Maybe it doesn’t matter after all. Or, at least, not to all women.
She pointed at the last box. “What’s in that?”

“An old one that Daisy refused to wear any longer.”

He slid the box out from under and pulled off the lid. Inside was another cloth hat. This one had faded to a sage green, and the ends of the ribbons were frayed. With a comical expression of dismay, he glanced between the hats. “Looks like it’s a choice between blue or pink that don’t seem like you at all, or this old thing.”

In spite of the tension in her stomach, Antonia couldn’t help but smile at the face he made. She reached out to touch the green hat. “If we trim the end of the ribbons, this be not so bad.”
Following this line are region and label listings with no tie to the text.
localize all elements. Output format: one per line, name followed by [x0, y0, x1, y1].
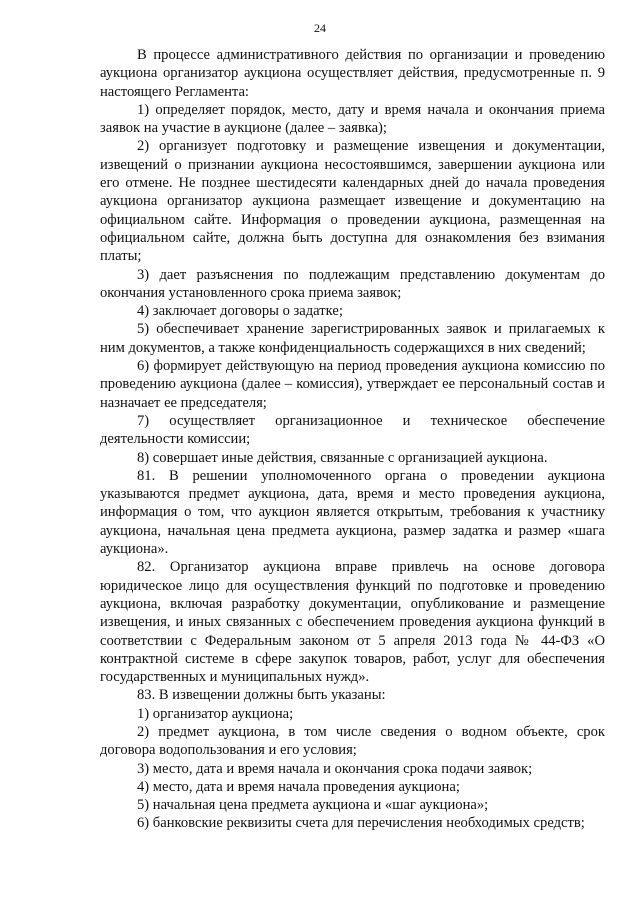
- list-item-5: 5) обеспечивает хранение зарегистрированных заявок и прилагаемых к ним документов, а также конфиденциальность содержащихся в них сведений;: [100, 321, 605, 356]
- list-item-4: 4) заключает договоры о задатке;: [137, 303, 343, 320]
- clause-83-item-5: 5) начальная цена предмета аукциона и «шаг аукциона»;: [137, 797, 489, 814]
- list-item-1: 1) определяет порядок, место, дату и время начала и окончания приема заявок на участие в аукционе (далее – заявка);: [100, 101, 605, 137]
- clause-83-item-4: 4) место, дата и время начала проведения аукциона;: [137, 778, 460, 795]
- list-item-3: 3) дает разъяснения по подлежащим представлению документам до окончания установленного срока приема заявок;: [100, 266, 605, 301]
- list-item-8: 8) совершает иные действия, связанные с организацией аукциона.: [137, 449, 548, 466]
- paragraph-intro: В процессе административного действия по организации и проведению аукциона организатор аукциона осуществляет действия, предусмотренные п. 9 настоящего Регламента:: [100, 47, 605, 100]
- clause-82: 82. Организатор аукциона вправе привлечь на основе договора юридическое лицо для осуществления функций по подготовке и проведению аукциона, включая разработку документации, опубликование и размещение извещения, и иных связанных с обеспечением проведения аукциона функций в соответствии с Федеральным законом от 5 апреля 2013 года № 44-ФЗ «О контрактной системе в сфере закупок товаров, работ, услуг для обеспечения государственных и муниципальных нужд».: [100, 559, 605, 686]
- clause-83: 83. В извещении должны быть указаны:: [137, 687, 386, 704]
- clause-83-item-6: 6) банковские реквизиты счета для перечисления необходимых средств;: [137, 815, 585, 832]
- list-item-7: 7) осуществляет организационное и техническое обеспечение деятельности комиссии;: [100, 412, 605, 448]
- clause-83-item-2: 2) предмет аукциона, в том числе сведения о водном объекте, срок договора водопользования и его условия;: [100, 723, 605, 759]
- list-item-6: 6) формирует действующую на период проведения аукциона комиссию по проведению аукциона (далее – комиссия), утверждает ее персональный состав и назначает ее председателя;: [100, 358, 605, 411]
- clause-83-item-3: 3) место, дата и время начала и окончания срока подачи заявок;: [137, 760, 533, 777]
- document-body: [100, 46, 605, 833]
- list-item-2: 2) организует подготовку и размещение извещения и документации, извещений о признании аукциона несостоявшимся, завершении аукциона или его отмене. Не позднее шестидесяти календарных дней до начала проведения аукциона организатор аукциона размещает извещение и документацию на официальном сайте. Информация о проведении аукциона, размещенная на официальном сайте, должна быть доступна для ознакомления без взимания платы;: [100, 138, 605, 265]
- page-number: 24: [314, 21, 326, 35]
- clause-81: 81. В решении уполномоченного органа о проведении аукциона указываются предмет аукциона, дата, время и место проведения аукциона, информация о том, что аукцион является открытым, требования к участнику аукциона, начальная цена предмета аукциона, размер задатка и размер «шага аукциона».: [100, 467, 605, 558]
- clause-83-item-1: 1) организатор аукциона;: [137, 705, 294, 722]
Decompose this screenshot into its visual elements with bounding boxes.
“All these choices are bad,” he muttered.

“We be both havin’ the worst kind of bad, so what does a hat matter?”

Erik shot her an expression of admiration. “You’re right, wife.” He laid the bonnet on the bed, walked over to a shelf, and lifted the lid of the sewing basket. He rummaged around inside before pulling out a tiny pair of scissors. Picking up the end of each ribbon, he carefully cut off the frayed edge. “There.” He extended the hat toward her.

Antonia took a step, reaching for it. Her toes caught on her hem, pitching her forward.

As Erik moved to steady her, she did a quick step for balance, causing him to tread on her toes.

He caught himself, shifting his foot away from hers. “Did I hurt you?” He looked down to check.

“No.”

“You’re wearing moccasins, Antonia.” Erik frowned.

Her stomach clenched.

“I didn’t realize. I’m so used to seeing you in them. And on the day we bought your dress, I was too stricken to notice you weren’t wearing shoes. You could have been wearing shoes made out of gold, and I still wouldn’t have seen them.”

Antonia realized he wasn’t criticizing
her
but
himself
, and her stomach calmed. “I ain’t needin’ no gold shoes.” She tried to lighten his mood. “Likely they’d be hurtful to walk in.”

His frown remained.

She touched his arm. “I’ve managed without.”